By Sijmen J. Mulder, 3 August 2023.
Casey of Molly Rocket posted four interview questions asked for his 1994 Microsoft intership.
This page is about the final interview question: drawing a circle. I have to admit that this got me scratching my head a little bit at first!
Given a plot() function, which can be used to draw individual pixels, write a function that draws a circle around center point (cx,cy) with radius r, using only integer math:
void plot(int x, int y); /* provided */ void plot_circle(int cx, int cy, int r); /* implement */
My first thought was to step through angles 0 to 360 in small steps, then use sin(angle)*r and cos(angle)*r to calculate the positions on the circle, and finally draw lines between them. Lucky me for even remembering the cos/sin thing but there are problems:
So let’s try something else: start from (cx,cy-r). This is the top of the circle and easily calculated. Plot a point. We know the circle goes on to the right (for r pixels), so step right by one pixel. From the top going right the circle slopes down, so we might have to take one or more steps down to remain on the edge.
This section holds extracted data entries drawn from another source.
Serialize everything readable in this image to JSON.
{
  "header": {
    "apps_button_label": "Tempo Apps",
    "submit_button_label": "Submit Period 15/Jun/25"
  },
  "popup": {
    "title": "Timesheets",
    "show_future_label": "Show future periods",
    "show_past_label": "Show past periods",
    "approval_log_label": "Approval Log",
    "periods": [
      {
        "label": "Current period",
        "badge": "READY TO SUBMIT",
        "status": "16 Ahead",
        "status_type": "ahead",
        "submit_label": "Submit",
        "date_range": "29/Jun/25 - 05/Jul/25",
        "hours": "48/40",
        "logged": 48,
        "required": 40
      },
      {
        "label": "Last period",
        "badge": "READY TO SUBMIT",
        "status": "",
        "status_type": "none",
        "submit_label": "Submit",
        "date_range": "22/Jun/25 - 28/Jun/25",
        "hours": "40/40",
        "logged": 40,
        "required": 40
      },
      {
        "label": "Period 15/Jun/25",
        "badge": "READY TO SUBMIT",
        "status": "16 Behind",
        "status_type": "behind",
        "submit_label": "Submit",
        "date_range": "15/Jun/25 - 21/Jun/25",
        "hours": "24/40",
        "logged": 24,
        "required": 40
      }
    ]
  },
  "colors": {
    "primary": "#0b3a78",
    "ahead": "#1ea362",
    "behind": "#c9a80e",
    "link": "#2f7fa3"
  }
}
Just how many steps down we need to make to meet the edge again we can find with the observation that the edge of the circle is always exactly the radius r away from the middle – for a circle of radius 5, the center is 5 units away from every point on the edge. Hence, we need to step down until we are less than r pixels away from (cx,cy) (Figure 2).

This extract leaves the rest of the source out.